In previous columns, I’ve referred to several changes coming up through the Fedora “experimental test” environment into Red Hat Enterprise Linux (RHEL). One of these affects the initial RAMdisk construction method used to help in the boot process, incorporating a new tool called Dracut. RHEL 6.3 and its derivatives incorporate Dracut, and it changes the operation of a RHEL-based system start-up in several ways.
To review a bit, at boot time Linux loads the kernel, a parameter line, and an initial RAMdisk (“initrd”) file containing a memory image of a filesystem containing enough commands and configuration files to allow the kernel to find the root file system. This process can be time-consuming, and on non-System z platforms tends to be the limiting factor in how quickly a system can be booted or rebooted; this is due to the process of testing the environment and loading appropriate device drivers and configurations (System z has so few device types that this usually isn’t a problem for us). It’s possible to customize this initial image, and most of the distributors do a fair amount of customization to get things going with various device types and configurations for individual virtual and physical machines.
Unlike the existing process, Dracut is an attempt to have a completely generic initial RAMdisk with little hard-coded into the initial RAM filesystem. The initial RAM filesystem loaded from the initrd file has basically one purpose: locating and getting the root filesystem mounted so we can transition to the real root filesystem and continue start-up. Instead of scripts hard-coded to test for certain devices and do various things, Dracut depends on the userspace device functions (udev) to create device nodes at device discovery time and configure them when found, searching for the real root filesystem device node. When we have the root filesystem’s device node, the kernel mounts it and carries on using the information on the real root filesystem. This event-driven approach helps limit the amount of time required in the initial RAM filesystem code, loading and executing only what’s needed in the machine configuration instead of testing every possible device even if there aren’t any devices that match the script. This approach makes boots of less than 5 seconds possible and helps simplify use of non-Extended Count Key Data (ECKD) disks as boot volumes on System z.
Most of the initial RAMdisk generation functionality in Dracut is provided by several generator modules that are sourced by the main Dracut script to install specific functionality into the initial RAMdisk. The modules live in the “modules” subdirectory and use functionality provided by Dracut functions to do their work. A presentation by Harald Hoyer of Red Hat at www.harald-hoyer.de/personal/files/dracut-fosdem-2010.pdf describes Dracut in detail.
So, how does this apply to us in the System z world? In general, it means a couple of things: fewer runs of zipl (in that less information is hardcoded into the initial RAMdisk), and it’s now realistic to think much harder about IPLing Linux from a Named Shared System (NSS) instead of disk. By using the dynamic configuration capabilities of Dracut, the need to run zipl to capture changes to disk configurations and other start-up parameters is dramatically reduced. Most of the information stored in the initial RAM disk image in the current environment can be determined by Dracut; perhaps in future releases, it will no longer be necessary to remember to run zipl after disk changes. Our testing showed a few bugs yet, but it’s definitely better than what we had before.
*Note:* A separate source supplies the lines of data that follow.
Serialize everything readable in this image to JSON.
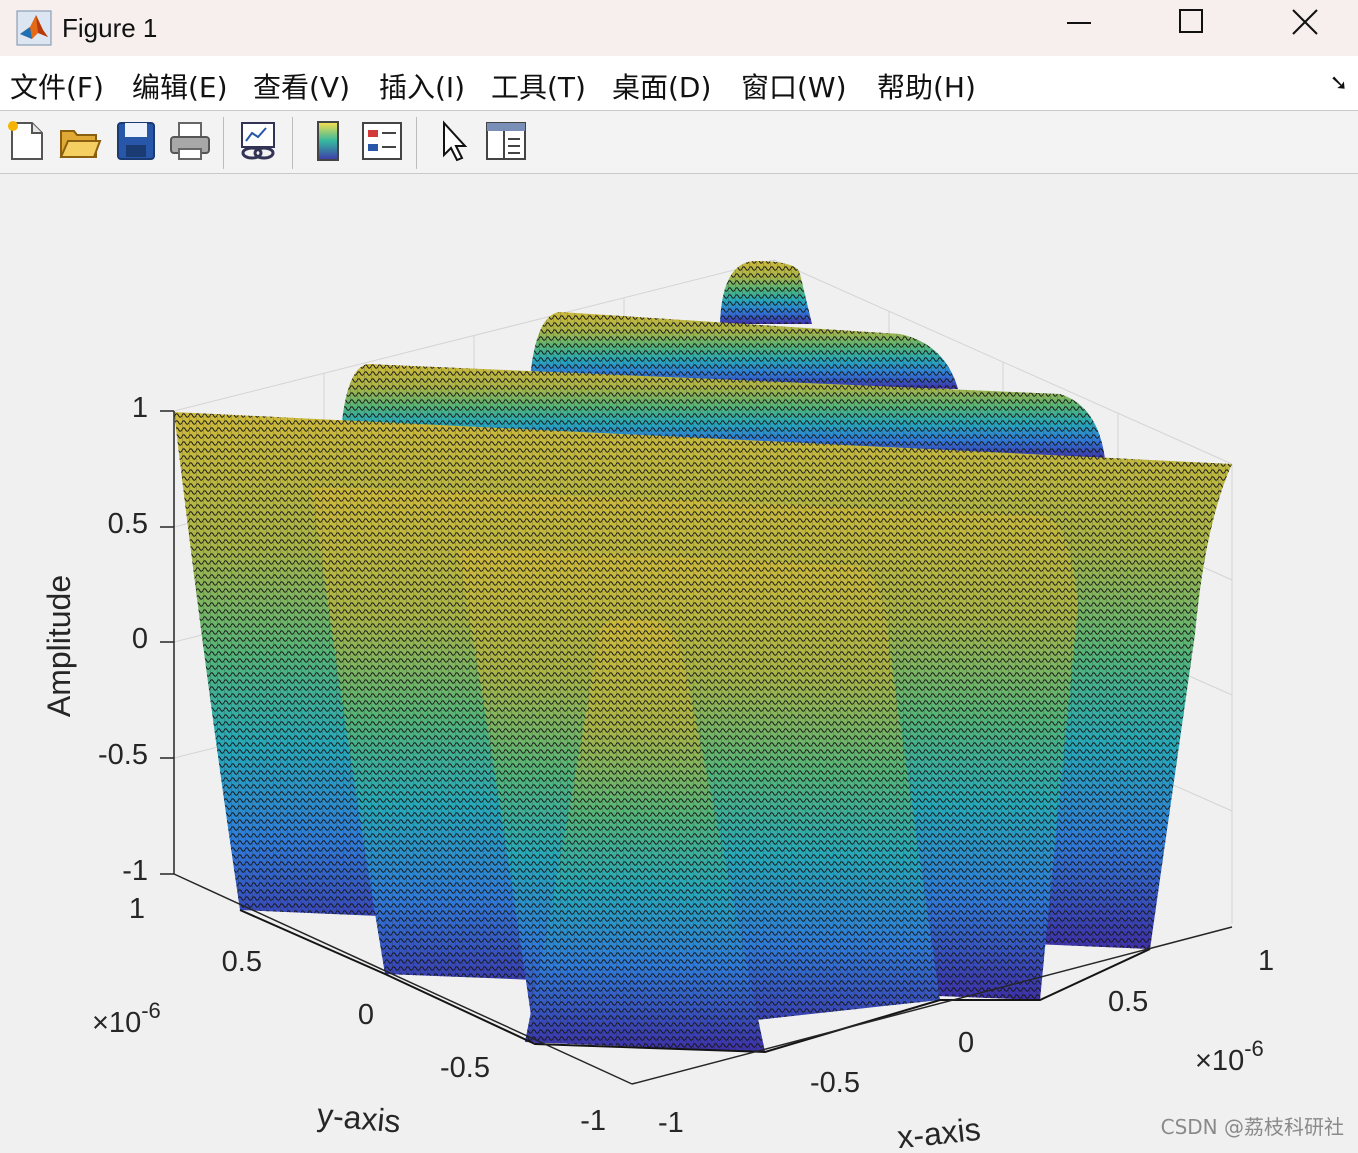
{
  "window": {
    "title": "Figure 1"
  },
  "menu": [
    "文件(F)",
    "编辑(E)",
    "查看(V)",
    "插入(I)",
    "工具(T)",
    "桌面(D)",
    "窗口(W)",
    "帮助(H)"
  ],
  "toolbar": {
    "buttons": [
      "new-figure-icon",
      "open-file-icon",
      "save-icon",
      "print-icon",
      "link-plot-icon",
      "colorbar-icon",
      "legend-icon",
      "pointer-icon",
      "property-inspector-icon"
    ]
  },
  "chart_data": {
    "type": "surface",
    "xlabel": "x-axis",
    "ylabel": "y-axis",
    "zlabel": "Amplitude",
    "x_multiplier": "×10",
    "x_multiplier_exp": "-6",
    "y_multiplier": "×10",
    "y_multiplier_exp": "-6",
    "xlim": [
      -1e-06,
      1e-06
    ],
    "ylim": [
      -1e-06,
      1e-06
    ],
    "zlim": [
      -1,
      1
    ],
    "x_ticks": [
      "-1",
      "-0.5",
      "0",
      "0.5",
      "1"
    ],
    "y_ticks": [
      "-1",
      "-0.5",
      "0",
      "0.5",
      "1"
    ],
    "z_ticks": [
      "-1",
      "-0.5",
      "0",
      "0.5",
      "1"
    ],
    "grid": true,
    "colormap": "parula"
  },
  "watermark": "CSDN @荔枝科研社"
}
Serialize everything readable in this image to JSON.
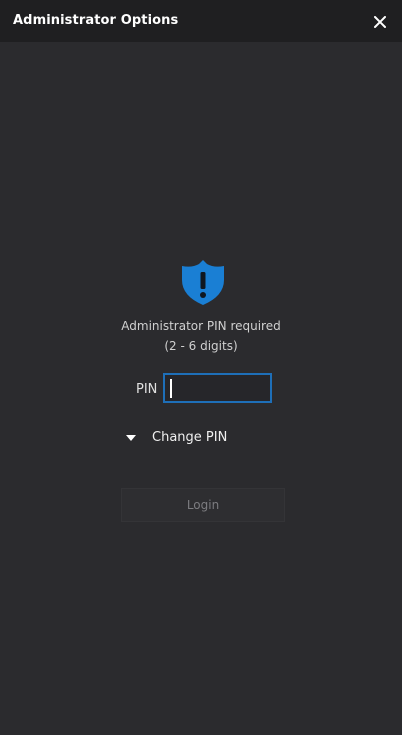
{
  "window": {
    "title": "Administrator Options"
  },
  "icons": {
    "close": "close-icon",
    "shield": "shield-alert-icon",
    "expander": "triangle-down-icon"
  },
  "colors": {
    "accent": "#1e6fb8",
    "shield": "#1a7fd4",
    "background": "#2b2b2e",
    "titlebar": "#1f1f21"
  },
  "message": {
    "line1": "Administrator PIN required",
    "line2": "(2 - 6 digits)"
  },
  "pin": {
    "label": "PIN",
    "value": ""
  },
  "change_pin": {
    "label": "Change PIN"
  },
  "login": {
    "label": "Login",
    "enabled": false
  }
}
Also, the idea of IPLing from an NSS is particularly tempting, as it allows use of Internet Small Computer System Interface (iSCSI)-based disk as root filesystems; converged storage and data networking have provided a significant push in data center and enterprise network design, and IBM’s current method of managing Fibre Channel Protocol (FCP) disk storage on z/VM still isn’t well-integrated into the z/VM environment (i.e., the major directory managers still don’t support it well). iSCSI-based storage allows a number of optimizations, removing some of the limits on the number of paths to a storage device, and in a Single System Image (SSI) cluster environment, the restrictions on device addresses and placement no longer apply. Most storage vendors support iSCSI, and use of iSCSI storage is rapidly outpacing traditional FCP storage on distributed hosts. A little experimentation shows it’s possible to easily create a shared IPLable Linux NSS that has no ECKD or FCP disk and can be migrated easily between SSI hosts in a z/VM 6.2 environment.
All these positives aside, creating and managing a system based on Dracut is different. The presentation mentioned previously describes many of the differences; it’s worth reading to understand what’s coming next.